FC Roj beendet am Saisonende die Zusammenarbeit mit Trainer Lorenz

rnFußball-Bezirksliga

Das ist eine Überraschung: Der Fußball-Bezirksligist FC Roj beendet am Saisonende die Zusammenarbeit mit Trainer Manuel Lorenz. Eigentlich hatten sich beide schon auf eine Verlängerung geeinigt.

Dortmund

, 08.04.2019, 15:41 Uhr / Lesedauer: 2 min

Der Fußball-Bezirksligist FC Roj beendet zum Ende der laufenden Saison seine Zusammenarbeit mit Trainer Manuel Lorenz. Ursprünglich sollte Lorenz, der den kurdischen Verein auf einen momentan hervorragenden fünften Platz führte, auch in der nächsten Serie das Kommando an der Eberstraße führen. Doch daraus wird nun nichts.

Unterschiedliche Ziele

„Die neue Sportliche Leitung und ich haben unterschiedliche Ziele“, sagte Lorenz dieser Redaktion, wollte aber keinen Zwist erkennen lassen: „Wir gehen nicht im Streit auseinander. Ich hätte zwar gerne weitergemacht, aber es ist nunmal so.“ Lorenz hatte ursprünglich geplant, mit drei, vier Neuzugängen den nächsten Schritt zu machen und die oberen Tabellenregionen in Angriff zu nehmen. „Doch man sagte mir frühzeitig, dass mein Konzept nicht angenommen wird“, so Lorenz. Der Coach will die aktuelle Saison „vernünftig zuende bringen“ und dann „gerne weiterttrainieren.“

Dass es beim FC Roj eine Veränderung gibt, war bislang auch noch nicht bekannt. Doch der bisherige Sportliche Leiter Kadir Anik sagt: „Ich bin aus zeitlichen Gründen als Sportlicher Leiter zurück getreten, die Planungen für die kommende Saison übernimmt ab sofort mein Nachfolger Yunus Kop.“ Kop hatte diese Position bereits früher inne, schaffte vor zwei Jahren mit Roj den Aufstieg in die Bezirksliga. Er kennt sich also aus.
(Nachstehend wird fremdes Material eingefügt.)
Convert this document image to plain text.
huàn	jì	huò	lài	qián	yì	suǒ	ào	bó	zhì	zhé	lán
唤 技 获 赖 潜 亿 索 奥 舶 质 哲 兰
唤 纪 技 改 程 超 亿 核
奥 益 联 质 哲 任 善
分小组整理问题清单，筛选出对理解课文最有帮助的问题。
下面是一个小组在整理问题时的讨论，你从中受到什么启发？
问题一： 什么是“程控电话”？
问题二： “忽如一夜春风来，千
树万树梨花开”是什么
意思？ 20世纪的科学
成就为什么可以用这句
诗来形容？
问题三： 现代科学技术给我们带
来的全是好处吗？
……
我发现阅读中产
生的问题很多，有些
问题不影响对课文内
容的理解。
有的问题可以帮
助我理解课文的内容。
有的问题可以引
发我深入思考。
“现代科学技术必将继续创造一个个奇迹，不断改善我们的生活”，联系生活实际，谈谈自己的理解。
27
„Wollten etwas Neues ausprobieren“

„Wir sind sehr zufrieden mit der Arbeit von Manuel Lorenz, aber wir wollen in der Zukunft etwas Neues ausprobieren“ sagte Kop und schiebt eine Begründung hinterher: „Manuel ist ein netter Kerl, leider ist er manchmal zu lieb zu den Spielern. Einige Akteure haben das zuletzt häufiger ausgenutzt.“

Der Großteil des Kaders soll beim FCR ausgetauscht werden. Nach eigenen Angaben steht Kop unter anderem in aussichtsreichen Gesprächen mit Spielern aus der Oberliga. Auch die finalen Gespräche mit dem neuen Übungsleiter befinden sich in den letzten Zügen. „Zu achtzig Prozent steht der neue Trainer fest. Da er aber noch bei einem anderen Verein engagiert ist, kann ich momentan leider keinen Namen nennen“ ergänzt Kop.